While CDK provides some extra capabilities compared to CloudFormation, it requires some infrastructure to already exist in order to perform certain functionality. This infrastructure was optional in CDK v1 but is mandatory in CDK 2 to provision any stacks. The process of creating these infrastructure components is called bootstrapping.
Assuming
that you have CDK tooling already set up on your machine, it's relatively easy
to perform the bootstrapping process:
cdk bootstrap aws://{account-id}/{region}
cdk bootstrap aws://123456789012/ap-southeast-2
By default, this will create a stack with the name CDKToolkit:
As shown in the screenshots, the resources include a default qualifier "hnb659fds", which aside of being a random ugly string, this default is challenging when we have multiple logical environments like dev and test in the same AWS account because we'll have to use the same resources to serve these logical environments.
If it's required to separate these environments and have two different sets of CDK resources, we need to distinguish between these environments by specifying a qualifier.
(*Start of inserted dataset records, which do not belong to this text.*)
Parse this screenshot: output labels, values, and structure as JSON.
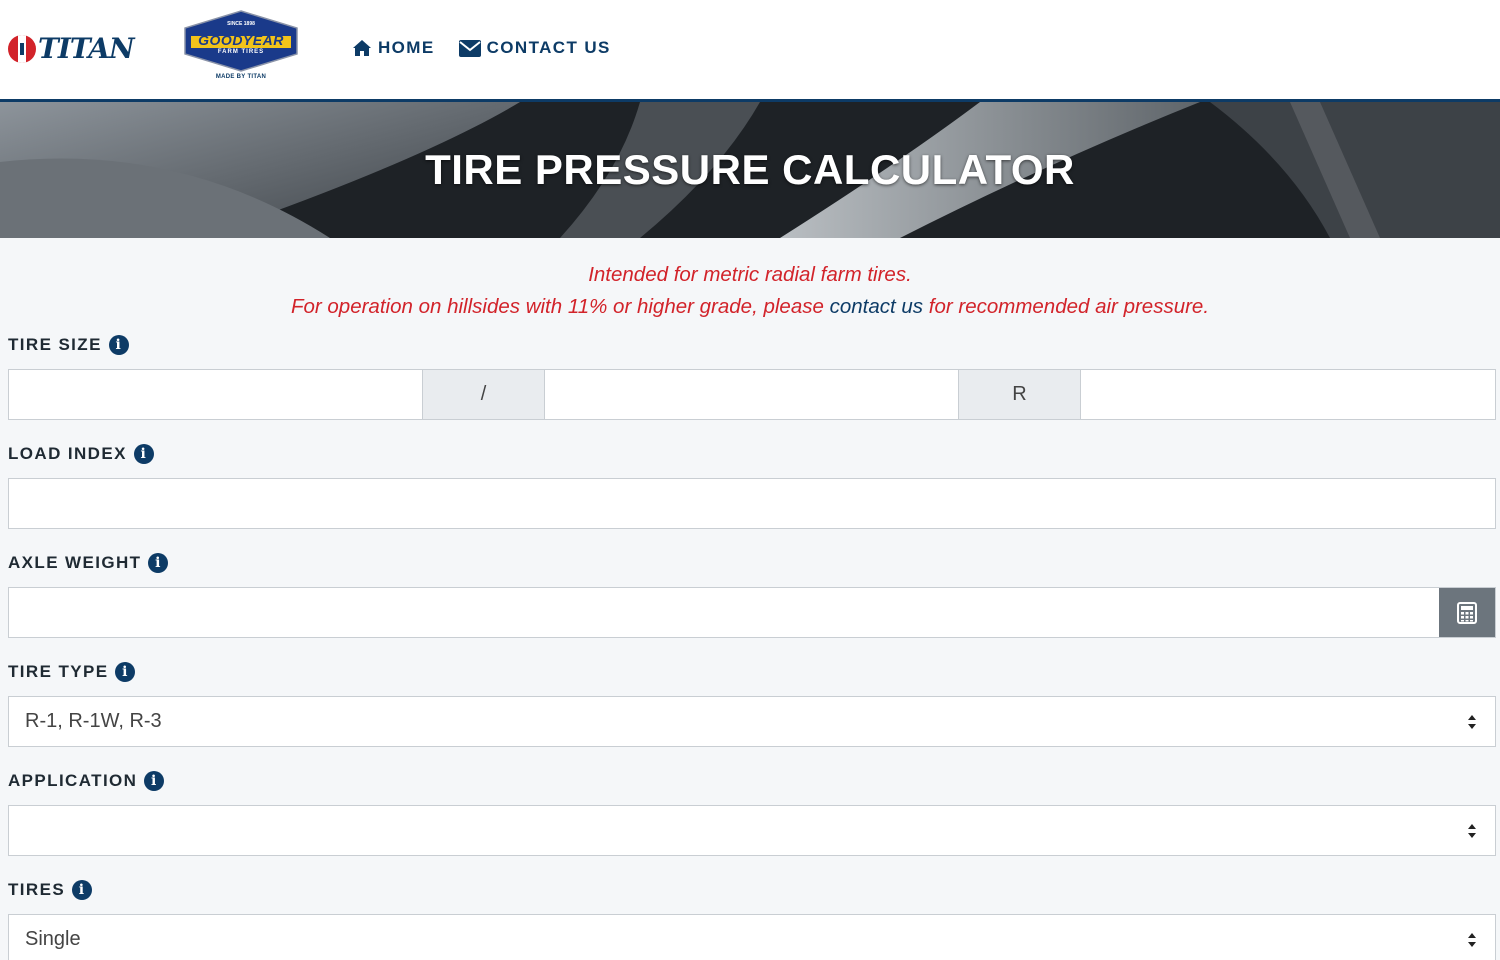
{
  "header": {
    "titan_logo_text": "TITAN",
    "goodyear_logo": {
      "top_text": "SINCE 1898",
      "main_text": "GOODYEAR",
      "sub_text": "FARM TIRES",
      "made_by": "MADE BY TITAN"
    },
    "nav": {
      "home_label": "HOME",
      "contact_label": "CONTACT US"
    }
  },
  "hero": {
    "title": "TIRE PRESSURE CALCULATOR"
  },
  "notice": {
    "line1": "Intended for metric radial farm tires.",
    "line2_before": "For operation on hillsides with 11% or higher grade, please ",
    "line2_link": "contact us",
    "line2_after": " for recommended air pressure."
  },
  "form": {
    "tire_size": {
      "label": "TIRE SIZE",
      "width_value": "",
      "separator": "/",
      "aspect_value": "",
      "construction": "R",
      "rim_value": ""
    },
    "load_index": {
      "label": "LOAD INDEX",
      "value": ""
    },
    "axle_weight": {
      "label": "AXLE WEIGHT",
      "value": ""
    },
    "tire_type": {
      "label": "TIRE TYPE",
      "selected": "R-1, R-1W, R-3"
    },
    "application": {
      "label": "APPLICATION",
      "selected": ""
    },
    "tires": {
      "label": "TIRES",
      "selected": "Single"
    }
  },
  "colors": {
    "brand_navy": "#0d3b66",
    "notice_red": "#d2232a",
    "page_bg": "#f5f7f9",
    "calc_button_gray": "#6c757d"
  }
}
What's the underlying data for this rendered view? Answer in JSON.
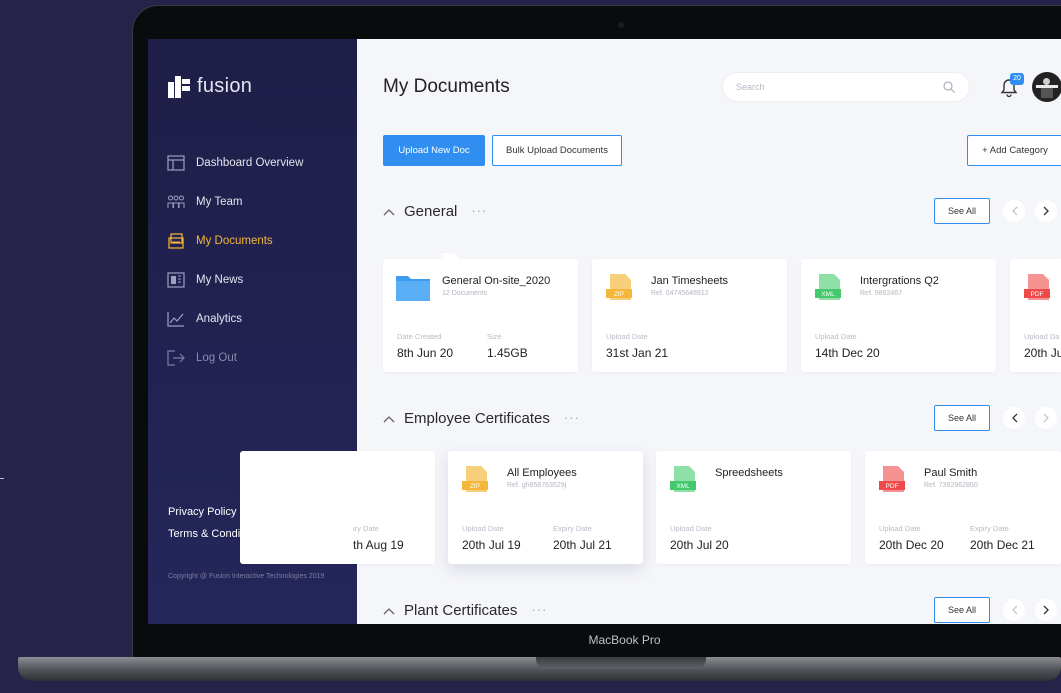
{
  "device": {
    "label": "MacBook Pro"
  },
  "brand": {
    "name": "fusion"
  },
  "sidebar": {
    "items": [
      {
        "label": "Dashboard Overview",
        "icon": "dashboard-icon",
        "state": "normal"
      },
      {
        "label": "My Team",
        "icon": "team-icon",
        "state": "normal"
      },
      {
        "label": "My Documents",
        "icon": "documents-icon",
        "state": "active"
      },
      {
        "label": "My News",
        "icon": "news-icon",
        "state": "normal"
      },
      {
        "label": "Analytics",
        "icon": "analytics-icon",
        "state": "normal"
      },
      {
        "label": "Log Out",
        "icon": "logout-icon",
        "state": "muted"
      }
    ],
    "links": {
      "privacy": "Privacy Policy",
      "terms": "Terms & Conditions"
    },
    "copyright": "Copyright @ Fusion Interactive Technologies 2019"
  },
  "header": {
    "title": "My Documents",
    "search_placeholder": "Search",
    "notification_count": "20"
  },
  "toolbar": {
    "upload_label": "Upload New Doc",
    "bulk_label": "Bulk Upload Documents",
    "add_category_label": "+ Add Category"
  },
  "colors": {
    "accent": "#2f8ef0",
    "active_nav": "#f4b73b",
    "zip": "#f4b73b",
    "xml": "#45c96e",
    "pdf": "#ef4a4a",
    "folder": "#3d9cf0"
  },
  "sections": [
    {
      "title": "General",
      "see_all": "See All",
      "cards": [
        {
          "type": "folder",
          "title": "General On-site_2020",
          "sub": "12 Documents",
          "meta": [
            {
              "label": "Date Created",
              "value": "8th Jun 20"
            },
            {
              "label": "Size",
              "value": "1.45GB"
            }
          ]
        },
        {
          "type": "ZIP",
          "title": "Jan Timesheets",
          "sub": "Ref. 04745648912",
          "meta": [
            {
              "label": "Upload Date",
              "value": "31st Jan 21"
            }
          ]
        },
        {
          "type": "XML",
          "title": "Intergrations Q2",
          "sub": "Ref. 9862467",
          "meta": [
            {
              "label": "Upload Date",
              "value": "14th Dec 20"
            }
          ]
        },
        {
          "type": "PDF",
          "title": "",
          "sub": "",
          "meta": [
            {
              "label": "Upload Da",
              "value": "20th Ju"
            }
          ]
        }
      ]
    },
    {
      "title": "Employee Certificates",
      "see_all": "See All",
      "cards": [
        {
          "type": "none",
          "title": "",
          "sub": "",
          "meta": [
            {
              "label": "iry Date",
              "value": "th Aug 19"
            }
          ]
        },
        {
          "type": "ZIP",
          "title": "All Employees",
          "sub": "Ref. gh856763529j",
          "meta": [
            {
              "label": "Upload Date",
              "value": "20th Jul 19"
            },
            {
              "label": "Expiry Date",
              "value": "20th Jul 21"
            }
          ]
        },
        {
          "type": "XML",
          "title": "Spreedsheets",
          "sub": "",
          "meta": [
            {
              "label": "Upload Date",
              "value": "20th Jul 20"
            }
          ]
        },
        {
          "type": "PDF",
          "title": "Paul Smith",
          "sub": "Ref. 7382962850",
          "meta": [
            {
              "label": "Upload Date",
              "value": "20th Dec 20"
            },
            {
              "label": "Expiry Date",
              "value": "20th Dec 21"
            }
          ]
        }
      ]
    },
    {
      "title": "Plant Certificates",
      "see_all": "See All"
    }
  ]
}
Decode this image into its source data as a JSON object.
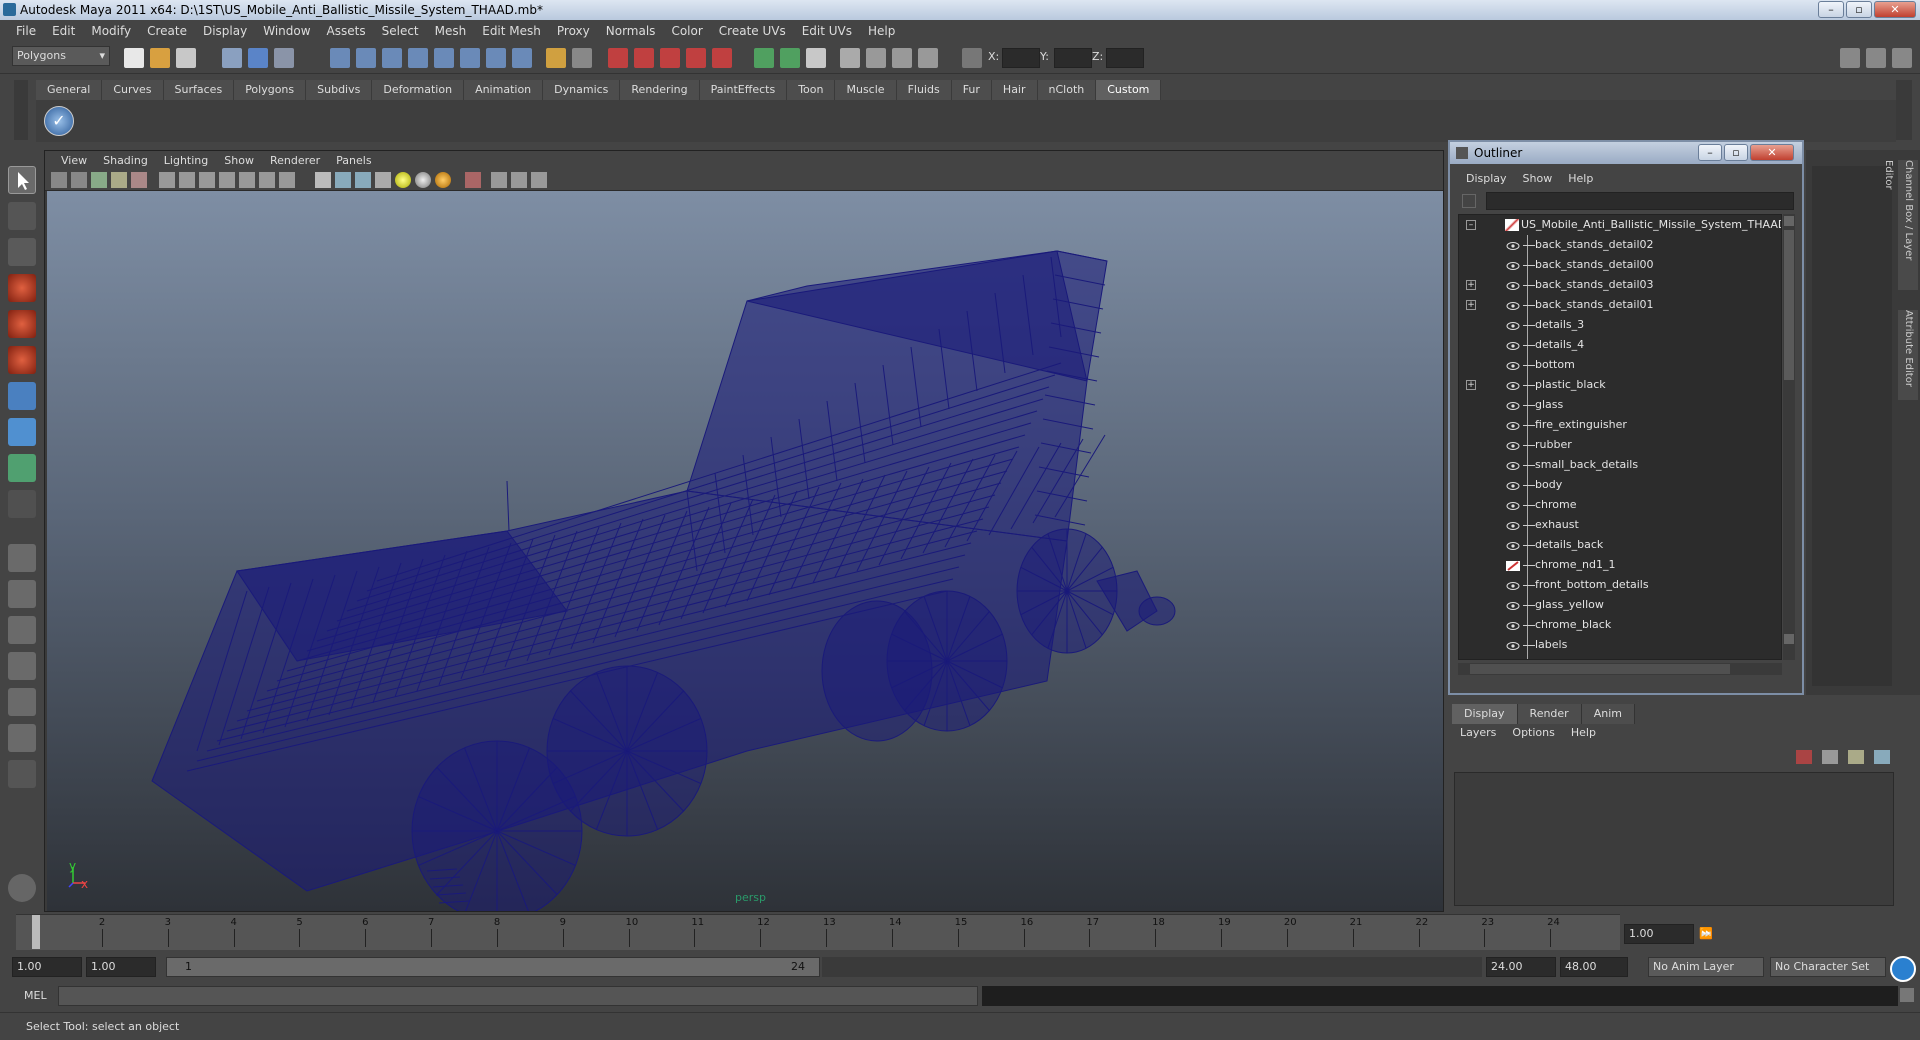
{
  "window": {
    "title": "Autodesk Maya 2011 x64: D:\\1ST\\US_Mobile_Anti_Ballistic_Missile_System_THAAD.mb*",
    "controls": [
      "minimize-icon",
      "maximize-icon",
      "close-icon"
    ]
  },
  "menubar": [
    "File",
    "Edit",
    "Modify",
    "Create",
    "Display",
    "Window",
    "Assets",
    "Select",
    "Mesh",
    "Edit Mesh",
    "Proxy",
    "Normals",
    "Color",
    "Create UVs",
    "Edit UVs",
    "Help"
  ],
  "statusline": {
    "mode": "Polygons",
    "x_label": "X:",
    "y_label": "Y:",
    "z_label": "Z:"
  },
  "shelf_tabs": [
    "General",
    "Curves",
    "Surfaces",
    "Polygons",
    "Subdivs",
    "Deformation",
    "Animation",
    "Dynamics",
    "Rendering",
    "PaintEffects",
    "Toon",
    "Muscle",
    "Fluids",
    "Fur",
    "Hair",
    "nCloth",
    "Custom"
  ],
  "shelf_active": "Custom",
  "panel_menu": [
    "View",
    "Shading",
    "Lighting",
    "Show",
    "Renderer",
    "Panels"
  ],
  "viewport": {
    "camera_label": "persp",
    "axis_x": "x",
    "axis_y": "y",
    "wire_color": "#1a1a7a"
  },
  "outliner": {
    "title": "Outliner",
    "menu": [
      "Display",
      "Show",
      "Help"
    ],
    "root": "US_Mobile_Anti_Ballistic_Missile_System_THAAD",
    "items": [
      {
        "label": "back_stands_detail02",
        "expandable": false
      },
      {
        "label": "back_stands_detail00",
        "expandable": false
      },
      {
        "label": "back_stands_detail03",
        "expandable": true
      },
      {
        "label": "back_stands_detail01",
        "expandable": true
      },
      {
        "label": "details_3",
        "expandable": false
      },
      {
        "label": "details_4",
        "expandable": false
      },
      {
        "label": "bottom",
        "expandable": false
      },
      {
        "label": "plastic_black",
        "expandable": true
      },
      {
        "label": "glass",
        "expandable": false
      },
      {
        "label": "fire_extinguisher",
        "expandable": false
      },
      {
        "label": "rubber",
        "expandable": false
      },
      {
        "label": "small_back_details",
        "expandable": false
      },
      {
        "label": "body",
        "expandable": false
      },
      {
        "label": "chrome",
        "expandable": false
      },
      {
        "label": "exhaust",
        "expandable": false
      },
      {
        "label": "details_back",
        "expandable": false
      },
      {
        "label": "chrome_nd1_1",
        "expandable": false
      },
      {
        "label": "front_bottom_details",
        "expandable": false
      },
      {
        "label": "glass_yellow",
        "expandable": false
      },
      {
        "label": "chrome_black",
        "expandable": false
      },
      {
        "label": "labels",
        "expandable": false
      }
    ]
  },
  "layer_editor": {
    "tabs": [
      "Display",
      "Render",
      "Anim"
    ],
    "active_tab": "Display",
    "menu": [
      "Layers",
      "Options",
      "Help"
    ]
  },
  "right_dock_labels": [
    "Channel Box / Layer Editor",
    "Attribute Editor"
  ],
  "timeline": {
    "ticks": [
      "1",
      "2",
      "3",
      "4",
      "5",
      "6",
      "7",
      "8",
      "9",
      "10",
      "11",
      "12",
      "13",
      "14",
      "15",
      "16",
      "17",
      "18",
      "19",
      "20",
      "21",
      "22",
      "23",
      "24"
    ],
    "current_frame": "1.00"
  },
  "range": {
    "start": "1.00",
    "playback_start": "1.00",
    "slider_start": "1",
    "slider_end": "24",
    "playback_end": "24.00",
    "end": "48.00",
    "anim_layer": "No Anim Layer",
    "character_set": "No Character Set"
  },
  "command": {
    "label": "MEL"
  },
  "help_line": "Select Tool: select an object"
}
At the same time, we need to ensure that stack names don't conflict.
To achieve this, CDK CLI provides two parameters:
- --qualifier: replaces the default "hnb659fds" string in resource names.
- --toolkit-stack-name: overrides the default stack name.
For example, to bootstrap two separate logical environments, we can use:
cdk bootstrap aws://123456789012/ap-southeast-2 --qualifier dev --toolkit-stack-name CDKToolkit-dev
cdk bootstrap aws://123456789012/ap-southeast-2 --qualifier test --toolkit-stack-name CDKToolkit-test
This results in creating stacks and resources as shown:
The next question is: How to target a specific bootstrap qualifier when you deploy?
One way is to update cdk.json configuration file to set the bootstrap identifier:
cdk.json
"context": {
"@aws-cdk/core:bootstrapQualifier": "test"
}
If you prefer to set this value dynamically, for example to pass the environment name in a CI pipeline as an environment variable, you can use code instead: (This example uses C#)
var qualifier = Environment.GetEnvironmentVariable("CDK_QUALIFIER");
var synthesizer = new DefaultStackSynthesizer(new DefaultStackSynthesizerProps() { Qualifier = qualifier });
var stack = new Stack(app, "my-stack", new StackProps() { Synthesizer = synthesizer });
This method allows you to set up multiple environments within a single AWS account, enabling the application of distinct policies to CDK assets for logical divisions like dev and test or for separate teams sharing the account.